La constitution américaine limite la capacité d’action du gouvernement fédéral. Ce sont les Etats qui légifèrent à ce sujet. Les prérogatives de Washington se limitent au commerce d’un Etat à l’autre ou à l’imposition de taxes. Or les Etats sont soumis à la pression des lobbies pro-armes à feu, comme la National Rifle Association, qui scrutent les prises de positions de toutes les personnalités politiques et les notent, tant à l’échelon local que national, et rendent publique la moindre déclaration hostile à la liberté d’utilisation des armes. Il suffit que vous tapiez un code postal pour voir ce qu’ont déclaré les élus de votre région sur les armes à feu. Au niveau fédéral, une bonne partie des swing states (Etats-clé lors de l’élection présidentielle) correspond à des Etats où cette question reste sensible. Le système du « Winner take all » qui fait que celui qui arrive en tête dans un Etat y remporte tous les grands électeurs, amène les candidats à se montrer prudents sur ce type de sujet.
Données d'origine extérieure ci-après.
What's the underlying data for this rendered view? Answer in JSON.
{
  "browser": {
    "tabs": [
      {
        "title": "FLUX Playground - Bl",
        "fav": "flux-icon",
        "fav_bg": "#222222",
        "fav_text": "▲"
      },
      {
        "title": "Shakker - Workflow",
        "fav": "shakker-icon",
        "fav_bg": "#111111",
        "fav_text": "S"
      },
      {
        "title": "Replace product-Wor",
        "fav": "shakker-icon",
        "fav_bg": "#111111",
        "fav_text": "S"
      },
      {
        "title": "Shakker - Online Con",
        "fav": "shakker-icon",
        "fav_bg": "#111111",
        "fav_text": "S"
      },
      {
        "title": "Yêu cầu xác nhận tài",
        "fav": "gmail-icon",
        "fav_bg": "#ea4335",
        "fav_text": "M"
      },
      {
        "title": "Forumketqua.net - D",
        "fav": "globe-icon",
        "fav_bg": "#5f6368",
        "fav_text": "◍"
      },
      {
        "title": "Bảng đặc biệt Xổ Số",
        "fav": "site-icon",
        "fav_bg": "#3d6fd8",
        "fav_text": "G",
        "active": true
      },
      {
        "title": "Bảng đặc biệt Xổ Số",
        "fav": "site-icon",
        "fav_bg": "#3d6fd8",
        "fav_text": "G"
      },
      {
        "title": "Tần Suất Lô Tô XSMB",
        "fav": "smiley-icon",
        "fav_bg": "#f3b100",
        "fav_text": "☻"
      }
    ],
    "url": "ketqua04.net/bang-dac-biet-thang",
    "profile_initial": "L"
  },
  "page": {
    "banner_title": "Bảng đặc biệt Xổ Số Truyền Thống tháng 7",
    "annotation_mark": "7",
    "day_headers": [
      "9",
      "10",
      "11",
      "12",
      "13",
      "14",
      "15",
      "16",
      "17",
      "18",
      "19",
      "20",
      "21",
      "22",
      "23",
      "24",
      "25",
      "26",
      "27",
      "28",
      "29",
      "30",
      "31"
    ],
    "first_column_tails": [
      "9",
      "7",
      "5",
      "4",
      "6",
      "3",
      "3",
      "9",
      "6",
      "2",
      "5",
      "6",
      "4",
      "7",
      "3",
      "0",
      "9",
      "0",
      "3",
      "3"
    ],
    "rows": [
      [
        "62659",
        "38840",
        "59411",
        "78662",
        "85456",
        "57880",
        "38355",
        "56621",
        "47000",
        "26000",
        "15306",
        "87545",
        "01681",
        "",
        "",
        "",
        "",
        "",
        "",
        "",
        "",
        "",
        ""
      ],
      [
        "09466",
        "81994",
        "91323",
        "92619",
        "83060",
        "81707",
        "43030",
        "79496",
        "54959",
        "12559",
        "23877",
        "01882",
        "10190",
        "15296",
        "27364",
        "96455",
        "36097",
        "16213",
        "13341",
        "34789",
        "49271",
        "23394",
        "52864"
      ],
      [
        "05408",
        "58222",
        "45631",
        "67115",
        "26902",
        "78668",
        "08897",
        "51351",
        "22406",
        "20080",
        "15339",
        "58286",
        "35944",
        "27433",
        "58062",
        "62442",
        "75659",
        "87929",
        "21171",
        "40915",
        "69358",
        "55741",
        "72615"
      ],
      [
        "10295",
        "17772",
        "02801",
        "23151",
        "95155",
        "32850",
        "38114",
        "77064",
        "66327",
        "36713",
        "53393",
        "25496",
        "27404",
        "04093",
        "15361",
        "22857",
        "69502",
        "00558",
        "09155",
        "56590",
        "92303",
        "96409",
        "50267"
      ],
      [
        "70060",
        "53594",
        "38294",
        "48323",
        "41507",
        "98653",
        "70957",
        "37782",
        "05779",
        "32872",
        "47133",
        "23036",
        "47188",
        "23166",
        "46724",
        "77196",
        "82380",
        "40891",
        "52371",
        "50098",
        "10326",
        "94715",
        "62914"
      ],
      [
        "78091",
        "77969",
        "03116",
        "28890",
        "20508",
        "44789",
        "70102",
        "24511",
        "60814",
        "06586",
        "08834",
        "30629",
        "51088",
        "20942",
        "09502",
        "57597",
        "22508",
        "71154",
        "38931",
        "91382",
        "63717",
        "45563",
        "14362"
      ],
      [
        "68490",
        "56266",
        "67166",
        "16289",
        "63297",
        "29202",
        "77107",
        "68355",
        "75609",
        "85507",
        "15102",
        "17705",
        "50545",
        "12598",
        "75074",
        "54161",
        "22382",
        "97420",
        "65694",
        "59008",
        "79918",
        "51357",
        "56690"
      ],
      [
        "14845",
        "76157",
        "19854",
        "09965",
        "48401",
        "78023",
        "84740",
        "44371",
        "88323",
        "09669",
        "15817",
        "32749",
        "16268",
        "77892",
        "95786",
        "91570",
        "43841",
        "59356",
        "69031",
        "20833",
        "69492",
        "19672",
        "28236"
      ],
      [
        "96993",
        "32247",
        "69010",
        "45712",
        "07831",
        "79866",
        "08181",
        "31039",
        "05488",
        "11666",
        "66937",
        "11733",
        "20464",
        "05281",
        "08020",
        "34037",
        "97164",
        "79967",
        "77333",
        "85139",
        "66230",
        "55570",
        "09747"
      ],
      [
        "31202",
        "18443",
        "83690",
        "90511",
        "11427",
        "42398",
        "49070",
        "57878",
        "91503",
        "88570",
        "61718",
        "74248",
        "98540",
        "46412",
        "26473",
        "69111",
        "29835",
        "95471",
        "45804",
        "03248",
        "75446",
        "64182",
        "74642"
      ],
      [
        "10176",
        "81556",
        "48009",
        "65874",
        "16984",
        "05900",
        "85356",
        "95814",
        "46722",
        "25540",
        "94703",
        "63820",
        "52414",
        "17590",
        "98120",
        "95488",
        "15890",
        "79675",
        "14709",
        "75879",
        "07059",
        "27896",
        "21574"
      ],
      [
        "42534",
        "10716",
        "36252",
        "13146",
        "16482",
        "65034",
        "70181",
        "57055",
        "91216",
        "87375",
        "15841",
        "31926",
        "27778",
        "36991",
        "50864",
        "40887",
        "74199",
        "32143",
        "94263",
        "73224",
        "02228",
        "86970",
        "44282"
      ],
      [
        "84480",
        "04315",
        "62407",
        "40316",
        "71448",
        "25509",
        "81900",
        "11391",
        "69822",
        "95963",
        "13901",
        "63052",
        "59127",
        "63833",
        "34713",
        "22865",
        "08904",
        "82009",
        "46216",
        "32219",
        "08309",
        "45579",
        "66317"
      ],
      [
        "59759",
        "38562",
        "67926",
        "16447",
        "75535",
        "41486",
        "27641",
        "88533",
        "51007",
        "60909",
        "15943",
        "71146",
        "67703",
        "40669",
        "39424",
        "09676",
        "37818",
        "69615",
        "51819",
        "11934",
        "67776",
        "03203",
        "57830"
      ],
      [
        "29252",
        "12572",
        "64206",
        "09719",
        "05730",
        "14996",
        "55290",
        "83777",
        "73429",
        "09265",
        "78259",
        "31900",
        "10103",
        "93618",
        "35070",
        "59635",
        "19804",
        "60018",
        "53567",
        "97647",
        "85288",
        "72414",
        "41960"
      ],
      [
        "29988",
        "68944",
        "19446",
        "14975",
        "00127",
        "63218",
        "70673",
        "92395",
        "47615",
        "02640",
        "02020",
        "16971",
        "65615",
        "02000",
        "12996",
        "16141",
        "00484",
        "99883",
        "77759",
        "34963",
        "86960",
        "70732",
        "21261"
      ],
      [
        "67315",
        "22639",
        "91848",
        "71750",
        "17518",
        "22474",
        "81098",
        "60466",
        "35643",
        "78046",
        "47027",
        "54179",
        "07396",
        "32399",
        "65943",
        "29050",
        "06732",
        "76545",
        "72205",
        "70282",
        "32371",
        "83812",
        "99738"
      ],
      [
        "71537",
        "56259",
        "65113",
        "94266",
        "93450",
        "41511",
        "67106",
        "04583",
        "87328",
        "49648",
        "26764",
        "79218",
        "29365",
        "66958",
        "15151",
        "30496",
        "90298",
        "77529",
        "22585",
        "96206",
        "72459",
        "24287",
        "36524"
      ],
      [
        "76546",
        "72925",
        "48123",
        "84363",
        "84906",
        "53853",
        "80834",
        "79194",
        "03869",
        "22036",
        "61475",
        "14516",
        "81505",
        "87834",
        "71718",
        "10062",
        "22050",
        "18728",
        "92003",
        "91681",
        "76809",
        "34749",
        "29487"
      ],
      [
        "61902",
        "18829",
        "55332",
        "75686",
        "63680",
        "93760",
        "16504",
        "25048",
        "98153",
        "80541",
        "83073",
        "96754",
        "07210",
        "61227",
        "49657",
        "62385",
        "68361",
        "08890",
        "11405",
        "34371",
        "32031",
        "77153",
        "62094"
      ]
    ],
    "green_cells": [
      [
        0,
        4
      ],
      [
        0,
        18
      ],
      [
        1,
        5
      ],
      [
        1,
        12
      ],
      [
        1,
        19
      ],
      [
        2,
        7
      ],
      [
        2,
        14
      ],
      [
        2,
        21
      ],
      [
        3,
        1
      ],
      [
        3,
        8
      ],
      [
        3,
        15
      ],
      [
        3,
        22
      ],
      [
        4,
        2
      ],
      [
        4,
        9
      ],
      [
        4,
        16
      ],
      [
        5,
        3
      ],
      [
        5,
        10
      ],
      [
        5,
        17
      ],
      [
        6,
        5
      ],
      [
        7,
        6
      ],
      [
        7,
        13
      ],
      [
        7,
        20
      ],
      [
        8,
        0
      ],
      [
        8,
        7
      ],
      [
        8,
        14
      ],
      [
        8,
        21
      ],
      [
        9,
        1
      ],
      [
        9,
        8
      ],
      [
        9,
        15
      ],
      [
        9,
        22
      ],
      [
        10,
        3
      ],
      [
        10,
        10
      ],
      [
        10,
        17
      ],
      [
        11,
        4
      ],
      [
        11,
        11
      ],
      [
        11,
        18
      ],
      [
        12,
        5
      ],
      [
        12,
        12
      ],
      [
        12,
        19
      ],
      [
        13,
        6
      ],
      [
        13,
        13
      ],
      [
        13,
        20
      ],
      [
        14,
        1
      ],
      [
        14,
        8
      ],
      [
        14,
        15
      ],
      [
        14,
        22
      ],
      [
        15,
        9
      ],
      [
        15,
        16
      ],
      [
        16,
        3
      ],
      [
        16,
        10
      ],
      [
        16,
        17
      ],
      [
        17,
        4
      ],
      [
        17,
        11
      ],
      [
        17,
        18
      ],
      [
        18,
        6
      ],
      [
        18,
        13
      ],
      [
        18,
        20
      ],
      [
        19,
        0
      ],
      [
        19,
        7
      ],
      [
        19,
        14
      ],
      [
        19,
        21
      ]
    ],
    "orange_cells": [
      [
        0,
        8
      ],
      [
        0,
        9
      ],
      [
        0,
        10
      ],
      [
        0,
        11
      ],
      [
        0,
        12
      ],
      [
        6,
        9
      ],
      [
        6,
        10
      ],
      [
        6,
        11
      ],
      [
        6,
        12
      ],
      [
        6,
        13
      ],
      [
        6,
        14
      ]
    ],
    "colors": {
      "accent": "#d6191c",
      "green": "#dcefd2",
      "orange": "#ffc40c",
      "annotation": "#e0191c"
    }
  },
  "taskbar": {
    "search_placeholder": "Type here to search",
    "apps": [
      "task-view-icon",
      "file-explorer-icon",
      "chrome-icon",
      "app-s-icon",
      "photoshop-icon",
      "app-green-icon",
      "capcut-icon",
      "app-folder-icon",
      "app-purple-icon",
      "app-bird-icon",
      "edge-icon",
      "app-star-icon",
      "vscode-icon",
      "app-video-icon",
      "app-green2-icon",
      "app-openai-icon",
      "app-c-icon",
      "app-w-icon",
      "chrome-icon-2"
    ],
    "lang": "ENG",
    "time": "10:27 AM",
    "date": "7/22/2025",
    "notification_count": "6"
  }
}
Cela explique pourquoi Barack Obama a observé une telle réserve pendant la campagne. Et ce malgré la fusillade dans un cinéma d’Aurora en juillet. Il s’est contenté de proposer un renforcement des vérifications des antécédents des acheteurs d’armes. Les Démocrates estiment en effet qu’ils ont perdu la majorité au Congrès après l’activisme de Bill Clinton en 1993 et 1994.